Since DAI is stable, it’s also one of the most ideal crypto assets to spend. The Coinbase Card allows users to spend DAI and other crypto assets by converting the crypto into fiat on a Visa card. If you are in the UK or Europe, you can also spend DAI using the Monolith Visa debit card.
DeFi and DAI
The 2020 boom in decentralized finance (DeFi) has seen DAI emerge as one of the most popular assets in the DeFi ecosystem. A number of services have emerged offering to lend on DAI deposits.
- Coinbase customers from the US, UK, Netherlands, Spain, France, and Australia can earn two percent a year on their DAI deposits.
- A dapp dubbed dPiggy not only allows users to earn interest, but also have their returns automatically used to purchase a variety of crypto assets at the end of each month.

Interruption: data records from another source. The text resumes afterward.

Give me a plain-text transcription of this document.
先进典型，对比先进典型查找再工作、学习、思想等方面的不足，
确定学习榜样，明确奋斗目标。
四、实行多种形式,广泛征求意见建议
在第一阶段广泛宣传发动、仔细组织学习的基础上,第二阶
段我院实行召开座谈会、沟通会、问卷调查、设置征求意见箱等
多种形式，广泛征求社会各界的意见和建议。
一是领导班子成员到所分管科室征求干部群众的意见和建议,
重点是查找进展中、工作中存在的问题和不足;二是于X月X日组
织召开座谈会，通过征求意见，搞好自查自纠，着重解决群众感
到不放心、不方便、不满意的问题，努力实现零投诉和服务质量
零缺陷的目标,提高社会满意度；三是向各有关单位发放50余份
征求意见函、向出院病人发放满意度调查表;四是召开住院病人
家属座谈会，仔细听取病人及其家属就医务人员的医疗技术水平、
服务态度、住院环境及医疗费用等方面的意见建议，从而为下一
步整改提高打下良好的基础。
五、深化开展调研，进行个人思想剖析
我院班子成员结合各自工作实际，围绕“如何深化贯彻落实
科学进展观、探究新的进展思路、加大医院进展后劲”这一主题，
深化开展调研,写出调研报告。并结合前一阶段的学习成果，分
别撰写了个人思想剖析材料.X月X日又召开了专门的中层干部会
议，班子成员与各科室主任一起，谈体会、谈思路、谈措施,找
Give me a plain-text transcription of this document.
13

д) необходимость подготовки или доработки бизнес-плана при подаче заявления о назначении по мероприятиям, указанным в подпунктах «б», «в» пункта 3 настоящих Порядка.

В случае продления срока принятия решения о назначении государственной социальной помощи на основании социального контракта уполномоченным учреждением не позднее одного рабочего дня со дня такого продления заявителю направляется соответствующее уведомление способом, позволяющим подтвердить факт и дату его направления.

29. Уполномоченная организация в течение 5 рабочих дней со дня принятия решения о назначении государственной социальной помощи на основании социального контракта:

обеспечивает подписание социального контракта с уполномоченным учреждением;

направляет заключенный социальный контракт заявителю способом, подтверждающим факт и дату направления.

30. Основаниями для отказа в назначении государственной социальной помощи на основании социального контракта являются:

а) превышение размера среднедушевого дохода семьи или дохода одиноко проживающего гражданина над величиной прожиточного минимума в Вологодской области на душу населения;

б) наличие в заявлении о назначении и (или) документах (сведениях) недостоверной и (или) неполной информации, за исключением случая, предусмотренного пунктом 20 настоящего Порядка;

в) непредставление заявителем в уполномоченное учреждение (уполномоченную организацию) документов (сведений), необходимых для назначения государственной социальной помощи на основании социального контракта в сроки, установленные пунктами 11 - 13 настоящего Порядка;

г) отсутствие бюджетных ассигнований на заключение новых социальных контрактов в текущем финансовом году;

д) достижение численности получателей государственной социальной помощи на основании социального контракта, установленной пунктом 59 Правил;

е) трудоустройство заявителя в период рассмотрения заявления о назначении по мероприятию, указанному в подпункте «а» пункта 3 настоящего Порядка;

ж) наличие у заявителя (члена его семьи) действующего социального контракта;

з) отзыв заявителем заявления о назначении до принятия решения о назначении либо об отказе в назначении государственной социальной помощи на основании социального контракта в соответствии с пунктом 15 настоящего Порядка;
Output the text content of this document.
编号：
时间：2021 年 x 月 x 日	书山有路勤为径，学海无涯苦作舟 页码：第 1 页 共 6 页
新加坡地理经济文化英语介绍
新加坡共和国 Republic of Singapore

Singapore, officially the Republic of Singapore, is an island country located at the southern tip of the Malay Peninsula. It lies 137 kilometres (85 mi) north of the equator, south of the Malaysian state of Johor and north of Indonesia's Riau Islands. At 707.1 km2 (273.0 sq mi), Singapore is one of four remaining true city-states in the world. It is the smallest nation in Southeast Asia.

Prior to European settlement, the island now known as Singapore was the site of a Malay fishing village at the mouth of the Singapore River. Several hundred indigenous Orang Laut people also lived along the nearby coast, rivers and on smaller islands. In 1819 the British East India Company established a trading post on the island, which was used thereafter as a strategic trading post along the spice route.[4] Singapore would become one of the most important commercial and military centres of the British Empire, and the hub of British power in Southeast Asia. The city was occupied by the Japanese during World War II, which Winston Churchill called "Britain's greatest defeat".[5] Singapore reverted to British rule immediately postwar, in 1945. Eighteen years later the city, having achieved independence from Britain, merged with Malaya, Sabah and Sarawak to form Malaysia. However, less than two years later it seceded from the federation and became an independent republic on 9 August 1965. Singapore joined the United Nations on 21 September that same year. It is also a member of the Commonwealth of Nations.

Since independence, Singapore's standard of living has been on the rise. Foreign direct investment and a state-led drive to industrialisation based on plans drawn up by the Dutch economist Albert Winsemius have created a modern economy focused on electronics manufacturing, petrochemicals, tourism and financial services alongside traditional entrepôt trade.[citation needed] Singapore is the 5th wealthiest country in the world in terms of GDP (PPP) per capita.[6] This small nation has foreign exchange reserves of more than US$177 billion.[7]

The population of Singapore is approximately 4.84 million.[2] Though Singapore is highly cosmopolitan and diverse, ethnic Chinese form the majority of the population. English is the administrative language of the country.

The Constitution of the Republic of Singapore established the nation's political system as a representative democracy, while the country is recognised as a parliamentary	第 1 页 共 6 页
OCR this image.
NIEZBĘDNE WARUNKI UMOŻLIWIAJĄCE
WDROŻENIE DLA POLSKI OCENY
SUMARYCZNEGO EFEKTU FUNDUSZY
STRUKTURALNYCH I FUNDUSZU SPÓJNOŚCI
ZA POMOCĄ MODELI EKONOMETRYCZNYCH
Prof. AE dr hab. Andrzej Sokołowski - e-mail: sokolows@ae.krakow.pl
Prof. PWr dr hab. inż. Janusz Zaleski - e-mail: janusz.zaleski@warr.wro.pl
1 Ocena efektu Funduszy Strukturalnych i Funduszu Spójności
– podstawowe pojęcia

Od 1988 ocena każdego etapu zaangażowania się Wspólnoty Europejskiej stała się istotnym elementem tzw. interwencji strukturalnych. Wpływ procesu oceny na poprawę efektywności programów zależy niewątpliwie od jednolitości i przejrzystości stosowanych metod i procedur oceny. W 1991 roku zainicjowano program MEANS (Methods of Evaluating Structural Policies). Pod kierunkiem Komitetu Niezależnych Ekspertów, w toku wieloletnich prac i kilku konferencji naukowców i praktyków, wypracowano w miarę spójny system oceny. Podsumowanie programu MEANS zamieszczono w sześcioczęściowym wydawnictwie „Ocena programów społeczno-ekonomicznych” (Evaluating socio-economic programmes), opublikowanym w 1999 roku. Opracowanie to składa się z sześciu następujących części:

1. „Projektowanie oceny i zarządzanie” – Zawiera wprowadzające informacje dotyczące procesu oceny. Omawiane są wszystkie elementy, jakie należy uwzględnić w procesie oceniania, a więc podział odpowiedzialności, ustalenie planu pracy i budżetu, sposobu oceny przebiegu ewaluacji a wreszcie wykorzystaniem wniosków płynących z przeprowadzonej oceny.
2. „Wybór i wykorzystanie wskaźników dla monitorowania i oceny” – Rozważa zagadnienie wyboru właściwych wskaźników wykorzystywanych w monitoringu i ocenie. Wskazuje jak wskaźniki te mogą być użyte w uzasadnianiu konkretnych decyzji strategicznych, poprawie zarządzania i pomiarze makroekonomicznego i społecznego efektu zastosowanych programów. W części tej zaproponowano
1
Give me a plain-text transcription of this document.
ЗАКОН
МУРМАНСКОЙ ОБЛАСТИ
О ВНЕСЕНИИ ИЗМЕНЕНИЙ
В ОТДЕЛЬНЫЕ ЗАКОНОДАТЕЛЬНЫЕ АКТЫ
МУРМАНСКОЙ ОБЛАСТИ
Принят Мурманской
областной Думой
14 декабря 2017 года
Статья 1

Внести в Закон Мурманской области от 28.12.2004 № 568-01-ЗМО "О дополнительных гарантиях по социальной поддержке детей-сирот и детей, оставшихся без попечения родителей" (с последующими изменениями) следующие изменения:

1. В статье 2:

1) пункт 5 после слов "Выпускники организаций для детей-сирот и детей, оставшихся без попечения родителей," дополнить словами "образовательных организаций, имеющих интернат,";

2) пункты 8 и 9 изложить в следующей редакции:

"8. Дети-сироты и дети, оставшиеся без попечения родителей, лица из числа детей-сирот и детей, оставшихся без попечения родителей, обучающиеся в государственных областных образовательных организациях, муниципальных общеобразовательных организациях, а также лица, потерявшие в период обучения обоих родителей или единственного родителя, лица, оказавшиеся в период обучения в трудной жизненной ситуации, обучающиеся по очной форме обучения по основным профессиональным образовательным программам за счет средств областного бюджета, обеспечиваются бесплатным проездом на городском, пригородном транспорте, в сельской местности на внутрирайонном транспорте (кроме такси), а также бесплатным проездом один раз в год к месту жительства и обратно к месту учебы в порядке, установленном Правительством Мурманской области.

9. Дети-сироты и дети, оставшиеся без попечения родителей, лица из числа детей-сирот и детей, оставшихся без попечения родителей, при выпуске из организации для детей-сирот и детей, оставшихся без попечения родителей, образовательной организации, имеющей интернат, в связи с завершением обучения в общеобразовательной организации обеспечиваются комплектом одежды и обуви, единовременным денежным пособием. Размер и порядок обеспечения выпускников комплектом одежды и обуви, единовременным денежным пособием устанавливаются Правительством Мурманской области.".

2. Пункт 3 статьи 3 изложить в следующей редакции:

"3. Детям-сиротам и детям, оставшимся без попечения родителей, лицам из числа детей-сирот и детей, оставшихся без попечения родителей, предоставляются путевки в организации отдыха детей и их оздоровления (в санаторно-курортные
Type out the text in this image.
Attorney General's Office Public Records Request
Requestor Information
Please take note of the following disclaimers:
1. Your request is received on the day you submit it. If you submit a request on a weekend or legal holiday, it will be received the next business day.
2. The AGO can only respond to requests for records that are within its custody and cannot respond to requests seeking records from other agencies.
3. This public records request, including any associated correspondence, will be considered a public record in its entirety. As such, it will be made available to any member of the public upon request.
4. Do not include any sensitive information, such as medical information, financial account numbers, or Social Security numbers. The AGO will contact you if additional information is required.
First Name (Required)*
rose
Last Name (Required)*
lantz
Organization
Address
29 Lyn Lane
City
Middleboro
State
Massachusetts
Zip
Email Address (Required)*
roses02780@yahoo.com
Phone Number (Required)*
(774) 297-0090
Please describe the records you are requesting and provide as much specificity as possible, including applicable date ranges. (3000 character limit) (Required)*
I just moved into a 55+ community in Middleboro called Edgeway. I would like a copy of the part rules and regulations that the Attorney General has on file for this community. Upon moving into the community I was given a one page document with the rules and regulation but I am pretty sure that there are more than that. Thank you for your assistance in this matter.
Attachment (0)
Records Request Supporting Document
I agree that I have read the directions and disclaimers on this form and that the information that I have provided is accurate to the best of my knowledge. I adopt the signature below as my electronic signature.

- Bitcoin can now also be used to generate DAI.
Stablecoins in the crosshairs
A market crash in March 2020 threatened DAI’s stability, and developers introduced a controversial feature to allow it to maintain its peg aided by another stablecoin, USDC.
Then, in July 2020, an upgrade to one of the major DeFi lending protocols again caused DAI to come off its peg, and the community voted to increase the system’s debt ceiling. The following month, it voted to prioritize GUSD, BUSD, and eight other tokens for inclusion as collateral, which would allow them to be used to create DAI, and create more liquidity.
Most recently, regulators have turned their attention to stablecoins; in the US, the proposed STABLE Act would hold stablecoin issuers to some of the same standards as banks.
Legislation of this kind could have serious consequences for a decentralized stablecoin such as DAI. Peter Van Valkenburgh, research director at crypto advocacy non-profit CoinCenter, argues that were the STABLE Act (or something like it) to pass, DAI validator nodes could find themselves in violation of the law unless they’re a chartered bank.
The Unintended(?) Consequences of the STABLE Act https://t.co/0gvmqrlUzC
— Coin Center (@coincenter) December 3, 2020
Nonetheless, geopolitical upheaval is making stablecoins more popular than ever; when Argentina imposed a new 35% tax on all purchases made in US dollars, DAI trading volume spiked on local exchanges on the news.
The Future
MakerDAO is working hard to brand DAI as the “world’s first unbiased currency” and it’s starting with the logo, which it wants to be as ubiquitous and recognizable as symbols for the dollar ($), euro (€), and pound (£).
In the quest to become the first trustless mainstream currency, DAI will have to be adopted and used by millions of people–a task requiring not only branding, but also marketing and education. Though not an easy task, no other stablecoin is better positioned to make it happen.